The gap between Prophecies and Factions was exactly 1 year, Factions to Nightfall was 5 months. and Nightfall to EoTN was 11 months and the only true expansion. ANet are 12 times larger than when they launched Prophecies and 3 times larger than when they launched EoTN. Even in just those 2 years where content was flowing, they managed to release a ton of content and features/balances. They have the first 2 expansions already roughed out, they're splitting the team into a live team and an expansion team. Now that they're a much larger team that has had many years working with the same engine and tools they've become extremely proficient. They've said they can pump out new events as fast as 2 days - 2 weeks depending on the QA testing involved and will be patching in new DEs without telling us so the world is always going to be changing whether we know it or not. Beyond that it's important to recognize that content will always keep coming, they're forced to produce content and a timely rate and good content at that because if they don't then people may be less likely to buy an expansion which is a huge chunk of their income. They have no subscription to fall back on and so this means they can't become complacent like other developers.
Nicely said. I had forgotten that they've already planned out the next two expansions.
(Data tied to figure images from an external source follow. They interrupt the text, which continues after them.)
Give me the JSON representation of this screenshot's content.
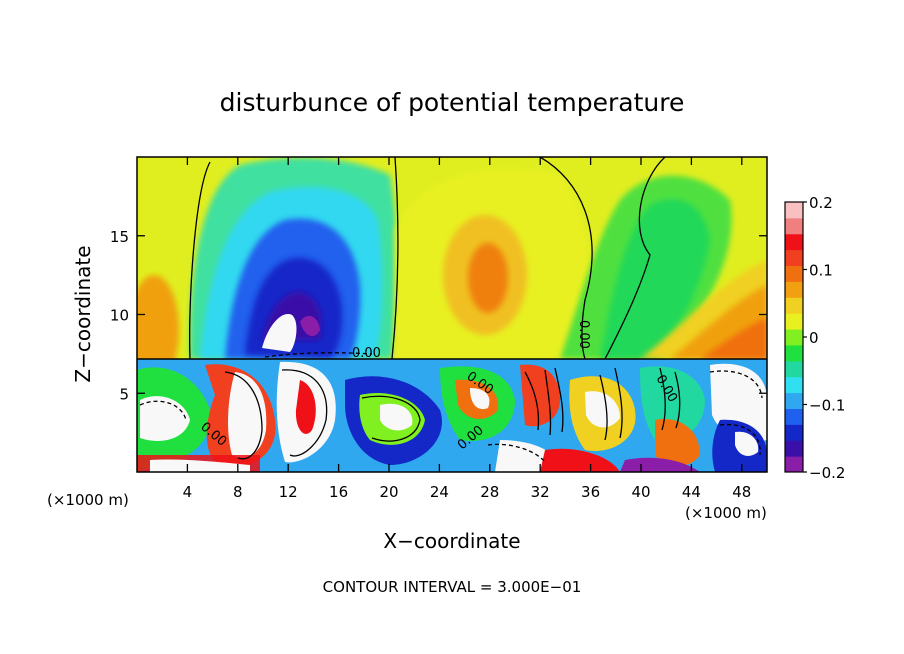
{
  "chart_data": {
    "type": "heatmap",
    "title": "disturbunce of potential temperature",
    "xlabel": "X−coordinate",
    "ylabel": "Z−coordinate",
    "x_unit": "(×1000 m)",
    "y_unit": "(×1000 m)",
    "xlim": [
      0,
      50
    ],
    "ylim": [
      0,
      20
    ],
    "xticks": [
      4,
      8,
      12,
      16,
      20,
      24,
      28,
      32,
      36,
      40,
      44,
      48
    ],
    "yticks": [
      5,
      10,
      15
    ],
    "colorbar": {
      "range": [
        -0.2,
        0.2
      ],
      "ticks": [
        "0.2",
        "0.1",
        "0",
        "−0.1",
        "−0.2"
      ],
      "colors": [
        "#8b1ea8",
        "#3a10a8",
        "#1428c8",
        "#2060ee",
        "#30a8f0",
        "#30e0f0",
        "#20d8a0",
        "#20e040",
        "#80f020",
        "#e8f020",
        "#f0d020",
        "#f0a010",
        "#f07010",
        "#f04020",
        "#f01018",
        "#f08080",
        "#f8c0c0"
      ]
    },
    "contour_labels": [
      "0.00",
      "0.00",
      "0.00",
      "0.00",
      "0.00",
      "0.00"
    ],
    "footer": "CONTOUR INTERVAL = 3.000E−01"
  }
}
In theory, this should lead to some interesting foreshadowing and a steady build towards events rather than "LOL, here's a new villain, surprise!" approach Blizzard loves to use.
Discussing our second and third helpings of the game when we haven't even had an appetizer yet makes me feel guilty, like we don't appreciate all of the stuff that's going to be in the game at launch...
4 days, 22 hours, 50 minutes, 40 seconds... gonna be a long week.
Seeing as Meridian 59 is still running after 16 years, at this point we have no idea what the average lifespan even is because so few have ever "died".
Who of you guys is going to take the best (preferably high-res) videos/screens and do writeups? If not here, then where?